A quiver of indecision ripped through him. He speared his hair, thinking what the hell he was doing dishing on the woman of his dreams when he needed to fight for her. All his life, those he’d loved had been taken from him. His mother. His aunt. His say in those matters had held little weight. Yet, there was a pattern that suddenly emerged. Every time he’d silenced his gut feeling, he’d been reprimanded by pain and loss. In his ex’s, aunt’s, and Tori’s cases, he’d let them down by not backing his feelings with actions. He no longer wanted to repeat that pattern. “I’m going to be there for Faith. No matter what. All your talk of omens and spirits is not enough to scare me away.”
Sneering, Steven lifted his chin. “You misunderstand. And this is what you need to realize. I loved the opera. That’s what The Curse stole from me, what I loved, and that was not Faith. I’m to live for the rest of my life blind. The life I imagined is destroyed. But Faith,”—he half-smiled and added a clucking sound—“she deserves someone like you.”

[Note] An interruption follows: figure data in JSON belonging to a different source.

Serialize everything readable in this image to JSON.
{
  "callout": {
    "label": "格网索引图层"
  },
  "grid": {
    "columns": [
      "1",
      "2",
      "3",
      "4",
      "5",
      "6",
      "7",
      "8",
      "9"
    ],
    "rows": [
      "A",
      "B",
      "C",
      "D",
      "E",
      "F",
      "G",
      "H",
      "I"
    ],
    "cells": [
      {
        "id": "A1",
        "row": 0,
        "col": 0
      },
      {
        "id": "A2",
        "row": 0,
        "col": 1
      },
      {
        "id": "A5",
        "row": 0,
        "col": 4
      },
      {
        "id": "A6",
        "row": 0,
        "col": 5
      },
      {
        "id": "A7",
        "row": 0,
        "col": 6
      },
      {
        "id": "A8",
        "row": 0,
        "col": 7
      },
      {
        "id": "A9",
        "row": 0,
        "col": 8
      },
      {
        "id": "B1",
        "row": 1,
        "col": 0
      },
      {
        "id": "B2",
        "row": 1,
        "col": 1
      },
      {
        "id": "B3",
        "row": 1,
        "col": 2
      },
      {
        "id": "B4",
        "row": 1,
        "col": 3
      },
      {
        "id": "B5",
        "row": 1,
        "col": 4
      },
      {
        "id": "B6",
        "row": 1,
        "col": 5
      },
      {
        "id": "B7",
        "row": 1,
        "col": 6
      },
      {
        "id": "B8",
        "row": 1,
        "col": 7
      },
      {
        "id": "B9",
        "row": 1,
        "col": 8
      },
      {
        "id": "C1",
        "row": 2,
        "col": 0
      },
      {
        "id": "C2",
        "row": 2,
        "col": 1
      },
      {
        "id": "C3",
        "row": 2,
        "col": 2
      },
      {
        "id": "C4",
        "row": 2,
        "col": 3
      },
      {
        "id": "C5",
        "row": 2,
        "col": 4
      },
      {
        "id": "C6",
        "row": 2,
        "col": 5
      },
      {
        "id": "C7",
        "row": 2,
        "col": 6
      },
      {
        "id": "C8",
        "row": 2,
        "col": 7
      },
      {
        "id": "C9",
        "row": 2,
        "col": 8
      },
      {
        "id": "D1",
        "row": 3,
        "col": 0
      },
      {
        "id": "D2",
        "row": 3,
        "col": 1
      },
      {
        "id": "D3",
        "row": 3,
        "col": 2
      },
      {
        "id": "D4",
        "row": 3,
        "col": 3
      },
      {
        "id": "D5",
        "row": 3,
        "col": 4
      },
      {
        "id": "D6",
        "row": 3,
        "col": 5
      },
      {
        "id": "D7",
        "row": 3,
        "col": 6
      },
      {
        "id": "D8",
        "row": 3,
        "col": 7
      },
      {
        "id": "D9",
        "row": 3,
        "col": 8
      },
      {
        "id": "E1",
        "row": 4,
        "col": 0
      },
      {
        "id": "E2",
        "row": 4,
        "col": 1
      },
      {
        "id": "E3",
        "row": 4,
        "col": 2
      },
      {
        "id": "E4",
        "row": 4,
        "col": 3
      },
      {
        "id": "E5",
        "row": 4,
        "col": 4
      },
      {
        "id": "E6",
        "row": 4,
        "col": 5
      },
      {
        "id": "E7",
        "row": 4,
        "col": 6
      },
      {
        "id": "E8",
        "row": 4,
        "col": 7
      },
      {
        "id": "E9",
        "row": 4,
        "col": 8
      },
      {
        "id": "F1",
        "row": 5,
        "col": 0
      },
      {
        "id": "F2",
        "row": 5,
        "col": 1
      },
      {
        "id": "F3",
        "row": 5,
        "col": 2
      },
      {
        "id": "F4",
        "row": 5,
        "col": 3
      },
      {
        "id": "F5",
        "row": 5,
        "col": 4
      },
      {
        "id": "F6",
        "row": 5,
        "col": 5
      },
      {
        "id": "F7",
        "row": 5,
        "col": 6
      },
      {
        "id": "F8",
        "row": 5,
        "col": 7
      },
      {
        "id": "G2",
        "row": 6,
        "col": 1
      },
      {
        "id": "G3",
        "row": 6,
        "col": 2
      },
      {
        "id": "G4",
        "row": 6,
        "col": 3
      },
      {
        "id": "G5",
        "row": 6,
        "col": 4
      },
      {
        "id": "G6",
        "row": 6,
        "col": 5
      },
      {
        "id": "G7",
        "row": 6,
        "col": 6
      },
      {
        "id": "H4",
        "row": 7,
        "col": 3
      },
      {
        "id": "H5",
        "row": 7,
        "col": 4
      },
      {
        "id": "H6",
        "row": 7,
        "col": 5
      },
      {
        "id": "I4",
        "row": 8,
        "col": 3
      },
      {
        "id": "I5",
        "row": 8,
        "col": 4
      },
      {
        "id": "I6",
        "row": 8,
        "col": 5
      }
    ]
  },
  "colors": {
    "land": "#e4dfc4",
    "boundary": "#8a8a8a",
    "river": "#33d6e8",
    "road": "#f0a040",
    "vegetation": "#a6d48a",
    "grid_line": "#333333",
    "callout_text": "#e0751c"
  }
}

At the negative tone, Jake pushed to standing. He darted his gaze to the glow emanating from their cottage porch—a beacon that led him to Faith. “I’m going out on a limb, because I’m not your neurologist or psychiatrist, but your symptoms are most likely caused by emotional trauma and are guilt induced.”
Jake patted his wallet, certain inside lay a card from a specialist who owed him a favor. “I’m sure there’s a good medical explanation for your condition, if you’re willing to have an open mind.”
“And vice versa. Because what will you lose, Dr. Mitchell? How will you perform surgeries without your hands, your mind?”
What is this guy talking about? Jake inhaled then held that breath, contemplating his answer.
“Maybe you’ll be one of the lucky few who survive The Curse.” Steven tightened his scarf around his neck, stood, and popped up his jacket’s collar. “But, let me ask you…if you love Faith, are you ready to see misfortune, even death, strike her down?”
Might as well have been a sledgehammer that socked him in the gut. No, higher. Right over his heart. Like that nightmare, the thought of Faith suffering sent him reeling backward. Someplace inside him he avoided, someplace hidden that suddenly burst, made his answer hover on the
tip of his tongue. Yes—with every molecule that made up the latticework of his being and the spaces between, more in-depth than what could be defined through scientific means—he sensed a change as his feelings for Faith amplified.
“Your silence tells me you’re conflicted. That will get one of you hurt or killed.” Steven stood.
“Hold up…” Jake searched his wallet, pulled out the card, pushed it into Steven’s hand, and wrapped the guy’s fingers around the embossed lettering. “On this card is the name of an excellent specialist. Maybe you’ll get lucky.”
“You don’t believe in luck, Doctor.” Steven fingered the card then walked in the direction of where the other couples congregated, their distant singing rising into the night air.
Without hesitation, Jake strode toward the cabin where mist gathered at his feet and rose up in his wake. He shivered as the night air swallowed him, lifted his cell from his pocket, and punched in the only number at Full Sail he knew by memory. When the chief’s voice mail kicked in, Jake spoke in terse sentences. “Chief. This is Dr. Mitchell. I’m taking a stand here, yes, risking passing probation, but if you have faith in me and my skills, I’m the one who decides who I work with. If Faith prefers pediatrics, I want her transferred back, if she agrees on that decision. For the good of the hospital, I hope you see that a person’s feelings at times outweigh your vision, and protocol.”
He ended the call and felt a weight lift from his shoulders. He quickened his pace even more. Whether he’d have a job to return to come Monday morning, he couldn’t be sure, but at least he’d taken a stand. And on that narrow dirt path, fog crowding in on him, leaves crunching underfoot, he opened his mind to accepting his feelings for Faith. Now, he needed to convince her, whether cursed or not, she was worth loving.